Even a 10 gallon tank will weigh 100 pounds when full of water, gravel, etc. I would not trust a shelf to hold the weight


----------



## Botiadancer (Dec 30, 2013)

Options:

Build your own - tons of diy stand builds on this site or youtube. As simple or as complex & fancy as you want.

For a 10g, any piece of furniture you can sit on will be fine - as long as your not a female Olympic gymnist. And of course you don't mind ruining it with water.

On the cheap.... concrete blocks, plywood, and a tablecloth to hide it.


----------



## Tolak (Mar 10, 2013)

Shelf connotes something attached to the wall, not supported beneath by the floor. If this is what you mean, no, few things you can purchase will support the weight of a 10 gallon full of water in this manner.

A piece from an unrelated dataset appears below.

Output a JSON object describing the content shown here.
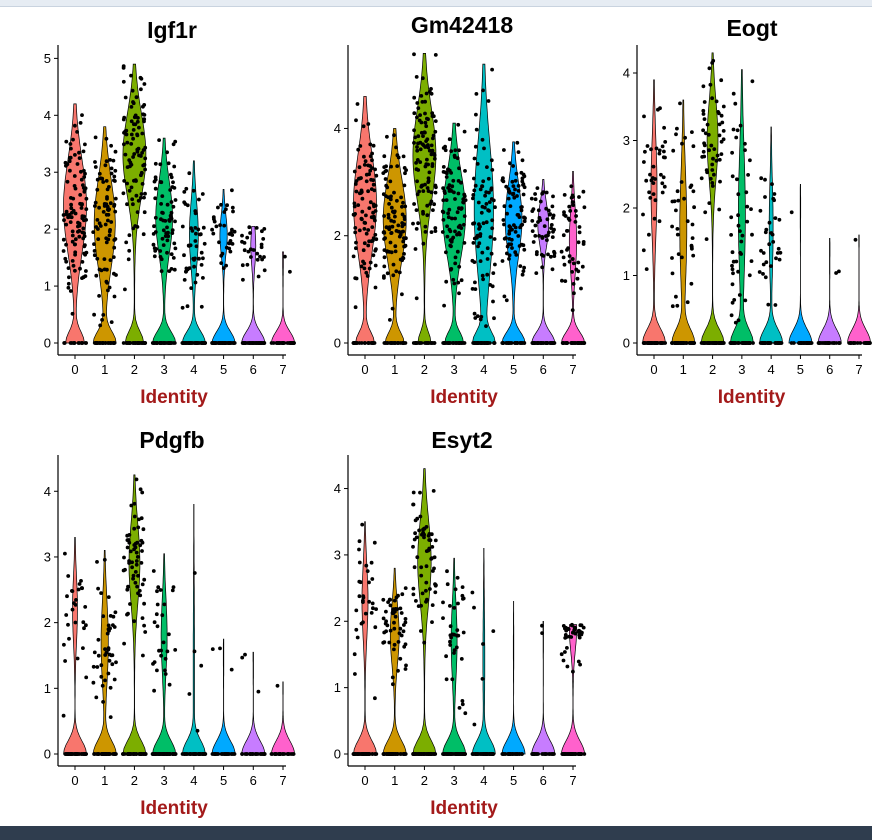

If you mean a unit that stands on the floor, for a 10 gallon tank find garage sales with sturdily built night stands & dressers, they will easily support this. Personally I don't trust store bought stands, the build on them is just barely there for supporting your usual hobbyist tank, I build my own stronger & cheaper. Most of your newer furniture is pressed board & glue, don't even consider these. Stick the word "aquarium" on anything & the price doubles, from substrate to filter media, much of what is used in the hobby can be found cheaper outside an aquatic retailer.


----------



## jrman83 (Jul 9, 2010)

There are shelves out there, like garage type shelf units, that can be used but nothing that you wouldn't have to do something extra to, to support the weight of a 10g - in way of furniture like stuff anyway. You could put on just about any horizontal surface that is properly supported underneath, if you wanted to put on furniture. 10g would be my limit on that but have seen 55g tanks sitting on furniture.


----------



## chenowethpm (Jan 8, 2014)

My 10 gallon used to sit on an old microwave stand.


----------



## oldoldman (Aug 13, 2013)

*old dude *old dude *old dude ...........AquaFin............I picked up an old peddle sewing machine frame at a yard sale...........Put a couple of 1 inch boards on top and it works even for a 29l............John...........*w3 *w3


----------